The nightlife in Veliko Tarnovo is bustling. There are some good restaurants - one of which is 'Rich Restaurant', with amazing views of the bend in the river. There are also some good bars or cocktail lounges that can make for a good night out.



The drive from Veliko Tarnovo to Rila can easily take more than four hours, perhaps a bit longer that you would want on a short European holiday. So we chose a place in which to stop half-way through our journey, somewhere that would serve for a nice, one-night pit stop.

Being a traveller who does not usually like bustling cities, I wanted to keep Plovdiv out of my road trip map. I now realise that this would have been a huge mistake. The old centre of Bulgaria's second-largest city has a lot to offer. Apart from the amphitheatre and the old, traditional Bulgarian houses, this city offers a buzzing nightlife with a handful of cool pubs in the Capana area - which consists of a couple of intersecting streets with masterpieces of graffiti adorning the otherwise boring walls.



Rila is definitely worth a two-night stay. When I was researching this area, I found myself seriously confused as to what exactly I was supposed to do. I knew that there was the famous Rila Monastery and the Seven Rila Lakes, but the big question was where would I stay? Now that I've actually been there, I can give you some useful tips.

First things first: the Rila Monastery and the Seven Rila Lakes are almost two hours by car apart. The second point you need to keep in mind is that the two, separately, would require a day each. Now, where is the ideal place to stay if you want to see both?


Panishiste would be good. It's a small place up in the mountains, accessible by car, with beautiful hotels in which to stay. The Panorama Hotel and the Vila Ema, for example, are each only 20 minutes away from the lift to the Rila Lakes and an hour or so from the Rila Monastery. There is also the option to sleep in one of the huts up in the mountains.


Trekking the Seven Lakes.

Never would I have imagined that the seven lakes of Rila would offer such a feast for the eyes. The whole trek (which will include all seven lakes) will take between four and six hours.
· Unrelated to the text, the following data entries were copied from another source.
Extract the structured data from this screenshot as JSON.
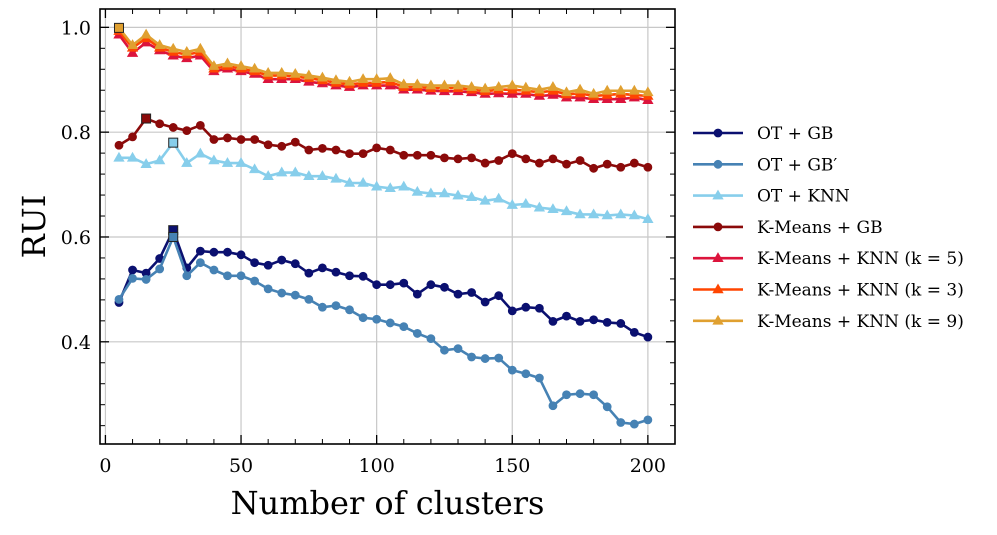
{
  "chart_data": {
    "type": "line",
    "title": "",
    "xlabel": "Number of clusters",
    "ylabel": "RUI",
    "xlim": [
      -2,
      210
    ],
    "ylim": [
      0.205,
      1.035
    ],
    "xticks": [
      0,
      50,
      100,
      150,
      200
    ],
    "xtick_labels": [
      "0",
      "50",
      "100",
      "150",
      "200"
    ],
    "yticks": [
      0.4,
      0.6,
      0.8,
      1.0
    ],
    "ytick_labels": [
      "0.4",
      "0.6",
      "0.8",
      "1.0"
    ],
    "grid": true,
    "legend_position": "right",
    "x": [
      5,
      10,
      15,
      20,
      25,
      30,
      35,
      40,
      45,
      50,
      55,
      60,
      65,
      70,
      75,
      80,
      85,
      90,
      95,
      100,
      105,
      110,
      115,
      120,
      125,
      130,
      135,
      140,
      145,
      150,
      155,
      160,
      165,
      170,
      175,
      180,
      185,
      190,
      195,
      200
    ],
    "series": [
      {
        "name": "OT + GB",
        "color": "#0b1070",
        "marker": "circle",
        "values": [
          0.475,
          0.537,
          0.531,
          0.559,
          0.613,
          0.541,
          0.573,
          0.571,
          0.571,
          0.566,
          0.551,
          0.546,
          0.556,
          0.549,
          0.531,
          0.541,
          0.533,
          0.526,
          0.525,
          0.509,
          0.509,
          0.512,
          0.491,
          0.509,
          0.504,
          0.491,
          0.494,
          0.476,
          0.488,
          0.459,
          0.466,
          0.464,
          0.439,
          0.449,
          0.439,
          0.442,
          0.437,
          0.435,
          0.418,
          0.409
        ],
        "highlight": {
          "index": 4,
          "marker": "square"
        }
      },
      {
        "name": "OT + GB′",
        "color": "#4682b4",
        "marker": "circle",
        "values": [
          0.481,
          0.521,
          0.519,
          0.539,
          0.6,
          0.526,
          0.551,
          0.537,
          0.526,
          0.526,
          0.516,
          0.501,
          0.493,
          0.489,
          0.481,
          0.466,
          0.469,
          0.461,
          0.446,
          0.443,
          0.436,
          0.429,
          0.416,
          0.406,
          0.384,
          0.387,
          0.371,
          0.368,
          0.369,
          0.346,
          0.339,
          0.331,
          0.278,
          0.299,
          0.301,
          0.299,
          0.276,
          0.246,
          0.243,
          0.251
        ],
        "highlight": {
          "index": 4,
          "marker": "square"
        }
      },
      {
        "name": "OT + KNN",
        "color": "#87ceeb",
        "marker": "triangle",
        "values": [
          0.751,
          0.751,
          0.739,
          0.746,
          0.78,
          0.741,
          0.759,
          0.746,
          0.741,
          0.741,
          0.729,
          0.716,
          0.723,
          0.723,
          0.716,
          0.716,
          0.711,
          0.703,
          0.703,
          0.696,
          0.693,
          0.696,
          0.686,
          0.683,
          0.683,
          0.679,
          0.676,
          0.669,
          0.673,
          0.661,
          0.663,
          0.656,
          0.653,
          0.649,
          0.643,
          0.643,
          0.641,
          0.643,
          0.641,
          0.634
        ],
        "highlight": {
          "index": 4,
          "marker": "square"
        }
      },
      {
        "name": "K-Means + GB",
        "color": "#8b0a0a",
        "marker": "circle",
        "values": [
          0.775,
          0.791,
          0.826,
          0.816,
          0.809,
          0.803,
          0.813,
          0.786,
          0.789,
          0.786,
          0.786,
          0.776,
          0.773,
          0.781,
          0.766,
          0.769,
          0.766,
          0.759,
          0.759,
          0.77,
          0.766,
          0.756,
          0.756,
          0.756,
          0.751,
          0.749,
          0.751,
          0.741,
          0.746,
          0.759,
          0.749,
          0.741,
          0.749,
          0.739,
          0.746,
          0.731,
          0.739,
          0.733,
          0.741,
          0.733
        ],
        "highlight": {
          "index": 2,
          "marker": "square"
        }
      },
      {
        "name": "K-Means + KNN (k = 5)",
        "color": "#dc143c",
        "marker": "triangle",
        "values": [
          0.986,
          0.951,
          0.971,
          0.956,
          0.946,
          0.941,
          0.946,
          0.916,
          0.921,
          0.916,
          0.911,
          0.901,
          0.901,
          0.901,
          0.896,
          0.893,
          0.889,
          0.886,
          0.889,
          0.889,
          0.889,
          0.881,
          0.881,
          0.879,
          0.878,
          0.878,
          0.876,
          0.873,
          0.874,
          0.873,
          0.873,
          0.869,
          0.871,
          0.866,
          0.866,
          0.863,
          0.863,
          0.863,
          0.866,
          0.861
        ]
      },
      {
        "name": "K-Means + KNN (k = 3)",
        "color": "#ff4500",
        "marker": "triangle",
        "values": [
          0.993,
          0.961,
          0.979,
          0.961,
          0.953,
          0.948,
          0.953,
          0.921,
          0.926,
          0.921,
          0.916,
          0.908,
          0.908,
          0.906,
          0.903,
          0.899,
          0.894,
          0.891,
          0.894,
          0.894,
          0.896,
          0.886,
          0.886,
          0.884,
          0.884,
          0.884,
          0.881,
          0.878,
          0.881,
          0.881,
          0.879,
          0.876,
          0.879,
          0.872,
          0.874,
          0.869,
          0.871,
          0.873,
          0.871,
          0.869
        ]
      },
      {
        "name": "K-Means + KNN (k = 9)",
        "color": "#e0a030",
        "marker": "triangle",
        "values": [
          0.999,
          0.966,
          0.986,
          0.966,
          0.959,
          0.953,
          0.959,
          0.926,
          0.931,
          0.926,
          0.921,
          0.913,
          0.913,
          0.911,
          0.908,
          0.904,
          0.899,
          0.896,
          0.901,
          0.901,
          0.903,
          0.891,
          0.891,
          0.889,
          0.889,
          0.889,
          0.886,
          0.883,
          0.886,
          0.889,
          0.885,
          0.881,
          0.886,
          0.876,
          0.881,
          0.873,
          0.879,
          0.879,
          0.879,
          0.876
        ],
        "highlight": {
          "index": 0,
          "marker": "square"
        }
      }
    ]
  }
}
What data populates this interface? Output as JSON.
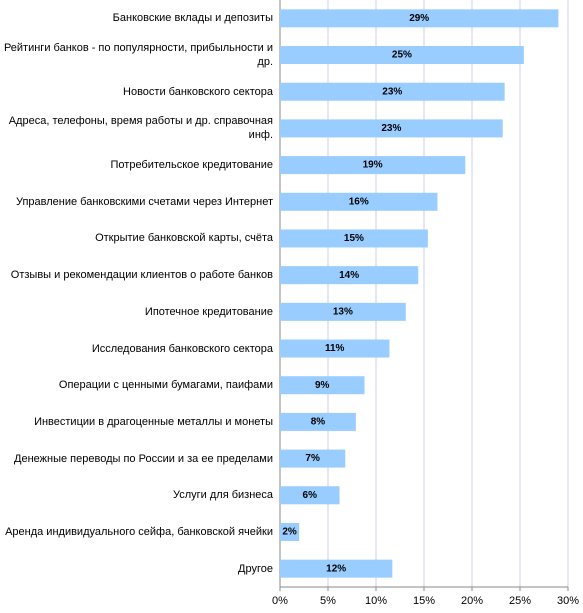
{
  "chart_data": {
    "type": "bar",
    "orientation": "horizontal",
    "categories": [
      "Банковские вклады и депозиты",
      "Рейтинги банков - по популярности, прибыльности и др.",
      "Новости банковского сектора",
      "Адреса, телефоны, время работы и др. справочная инф.",
      "Потребительское кредитование",
      "Управление банковскими счетами через Интернет",
      "Открытие банковской карты, счёта",
      "Отзывы и рекомендации клиентов о работе банков",
      "Ипотечное кредитование",
      "Исследования банковского сектора",
      "Операции с ценными бумагами, паифами",
      "Инвестиции в драгоценные металлы и монеты",
      "Денежные переводы по России и за ее пределами",
      "Услуги для бизнеса",
      "Аренда индивидуального сейфа, банковской ячейки",
      "Другое"
    ],
    "values": [
      29,
      25.4,
      23.4,
      23.2,
      19.3,
      16.4,
      15.4,
      14.4,
      13.1,
      11.4,
      8.8,
      7.9,
      6.8,
      6.2,
      2,
      11.7
    ],
    "value_labels": [
      "29%",
      "25%",
      "23%",
      "23%",
      "19%",
      "16%",
      "15%",
      "14%",
      "13%",
      "11%",
      "9%",
      "8%",
      "7%",
      "6%",
      "2%",
      "12%"
    ],
    "color": "#99ccff",
    "xlim": [
      0,
      30
    ],
    "xticks": [
      {
        "value": 0,
        "label": "0%"
      },
      {
        "value": 5,
        "label": "5%"
      },
      {
        "value": 10,
        "label": "10%"
      },
      {
        "value": 15,
        "label": "15%"
      },
      {
        "value": 20,
        "label": "20%"
      },
      {
        "value": 25,
        "label": "25%"
      },
      {
        "value": 30,
        "label": "30%"
      }
    ],
    "grid": true
  }
}
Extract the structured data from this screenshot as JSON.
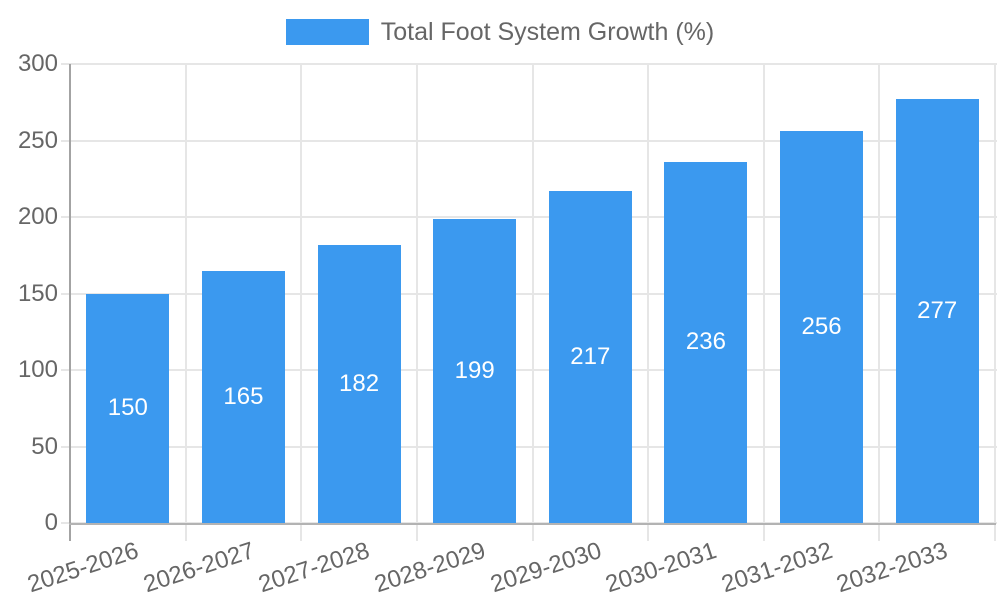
{
  "legend": {
    "label": "Total Foot System Growth (%)"
  },
  "colors": {
    "bar": "#3B99EF",
    "grid": "#E6E6E6",
    "axis_line_left": "#A3A3A3",
    "axis_line_bottom": "#B3B3B3",
    "tick_text": "#666666",
    "value_text": "#FFFFFF"
  },
  "chart_data": {
    "type": "bar",
    "title": "",
    "xlabel": "",
    "ylabel": "",
    "categories": [
      "2025-2026",
      "2026-2027",
      "2027-2028",
      "2028-2029",
      "2029-2030",
      "2030-2031",
      "2031-2032",
      "2032-2033"
    ],
    "series": [
      {
        "name": "Total Foot System Growth (%)",
        "color": "#3B99EF",
        "values": [
          150,
          165,
          182,
          199,
          217,
          236,
          256,
          277
        ]
      }
    ],
    "value_labels": [
      150,
      165,
      182,
      199,
      217,
      236,
      256,
      277
    ],
    "value_label_position": "inside-center",
    "ylim": [
      0,
      300
    ],
    "yticks": [
      0,
      50,
      100,
      150,
      200,
      250,
      300
    ],
    "grid": "on",
    "legend_position": "top-center",
    "x_tick_rotation_deg": -18
  }
}
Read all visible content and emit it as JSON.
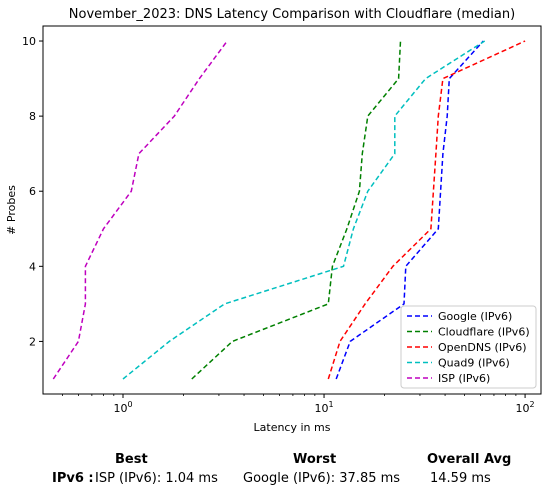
{
  "chart_data": {
    "type": "line",
    "title": "November_2023: DNS Latency Comparison with Cloudflare (median)",
    "xlabel": "Latency in ms",
    "ylabel": "# Probes",
    "xscale": "log",
    "xlim": [
      0.4,
      120
    ],
    "ylim": [
      0.6,
      10.4
    ],
    "xticks": [
      {
        "value": 1,
        "base": "10",
        "exp": "0"
      },
      {
        "value": 10,
        "base": "10",
        "exp": "1"
      },
      {
        "value": 100,
        "base": "10",
        "exp": "2"
      }
    ],
    "yticks": [
      "2",
      "4",
      "6",
      "8",
      "10"
    ],
    "grid": false,
    "legend_position": "lower-right",
    "line_style": "dashed",
    "series": [
      {
        "name": "Google (IPv6)",
        "color": "#0000ff",
        "x": [
          11.5,
          13.5,
          25,
          25.5,
          37,
          38,
          39,
          41,
          42,
          62
        ],
        "y": [
          1,
          2,
          3,
          4,
          5,
          6,
          7,
          8,
          9,
          10
        ]
      },
      {
        "name": "Cloudflare (IPv6)",
        "color": "#008000",
        "x": [
          2.2,
          3.5,
          10.5,
          11,
          13,
          15,
          15.5,
          16.5,
          23.5,
          24
        ],
        "y": [
          1,
          2,
          3,
          4,
          5,
          6,
          7,
          8,
          9,
          10
        ]
      },
      {
        "name": "OpenDNS (IPv6)",
        "color": "#ff0000",
        "x": [
          10.5,
          12,
          16,
          22,
          34,
          35,
          36,
          37,
          39,
          100
        ],
        "y": [
          1,
          2,
          3,
          4,
          5,
          6,
          7,
          8,
          9,
          10
        ]
      },
      {
        "name": "Quad9 (IPv6)",
        "color": "#00bfbf",
        "x": [
          1,
          1.7,
          3.2,
          12.5,
          14,
          16.5,
          22.5,
          22.5,
          32,
          63
        ],
        "y": [
          1,
          2,
          3,
          4,
          5,
          6,
          7,
          8,
          9,
          10
        ]
      },
      {
        "name": "ISP (IPv6)",
        "color": "#bf00bf",
        "x": [
          0.45,
          0.6,
          0.65,
          0.65,
          0.8,
          1.1,
          1.2,
          1.8,
          2.4,
          3.3
        ],
        "y": [
          1,
          2,
          3,
          4,
          5,
          6,
          7,
          8,
          9,
          10
        ]
      }
    ]
  },
  "summary": {
    "best_header": "Best",
    "worst_header": "Worst",
    "avg_header": "Overall Avg",
    "row_label": "IPv6 :",
    "best_value": "ISP (IPv6): 1.04 ms",
    "worst_value": "Google (IPv6): 37.85 ms",
    "avg_value": "14.59 ms"
  }
}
The first stop can be reached by a lift which takes about 20 minutes and the rest will depend on the strength of your feet.

The track is a mix of uphill walking, plain terrain and rocks - and all in the scorching heat of the sun if, like me, you are going in summer. The possible heat stroke will be worth your while. The views are amazing and if you are lucky, you might even get to see some beautiful wild horses.


Just some good old trekking tips:

Wear good shoes

Use sun protection

Take plenty of water

Take some food with you as there is nowhere to buy snacks at 2,500 metres above sea level!


I did not include other very famous places to visit in Bulgaria, namely towns on the Black Sea coast such as Varna, Sozopol and Nessebar. Seven nights proved to be too not enough to include these in my itinerary. So my suggestions, in my opinion, this underrated Eastern European country can easily turn out to be a 10 to 15-day trip. One thing is for sure: renting a car for mobility is essential.